The styles of most prevalent instances of integration were what I termed "subservient." Here, the arts served to "spice" other subjects. Such activities included singing songs on themes presented in other disciplines: "The Planets" song sung in a fifth grade social science unit about our solar system or "Fifty Nifty United States," a song sung in a lesson on the United States; the use of visuals to illustrate academic concepts, like making a drawing of many shapes and forms in a geometry class or gluing pictures cut from magazines to create a collage featuring a variety of themes, from learning about different cultures to health and nutrition (according to the academic subject into which art activity was integrated).

Within this integration style, contents were popular and craft-like.
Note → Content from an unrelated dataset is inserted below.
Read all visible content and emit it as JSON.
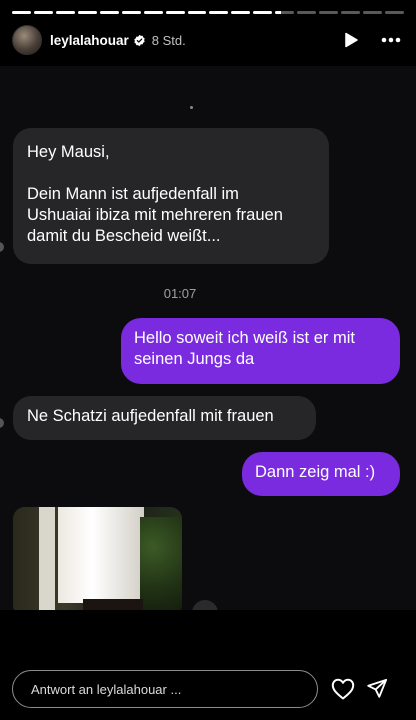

Pedagogies varied from teacher-centered in the music classes to student-centered in the visual arts, reflecting teacher traditions of teaching the different arts.[20] The tasks, typically on the lower level of cognition, were not devised to develop aesthetic awareness, critical reviewing, or specific artistic skills.[21] Rather, they focused on the technical and simple activities of coloring, cutting, and pasting; memorizing lyrics to an approximation of a melody and a rhythmic pattern. Ideas were drawn from suggested activities in books or magazines designed for teachers. The subservient nature of the arts to the curricular contents is not surprising, since these activities were typically conducted by classroom teachers with little expertise in the arts. One would assume that the teachers would try to get advice from specialists, but there was little consultation and input from arts specialists.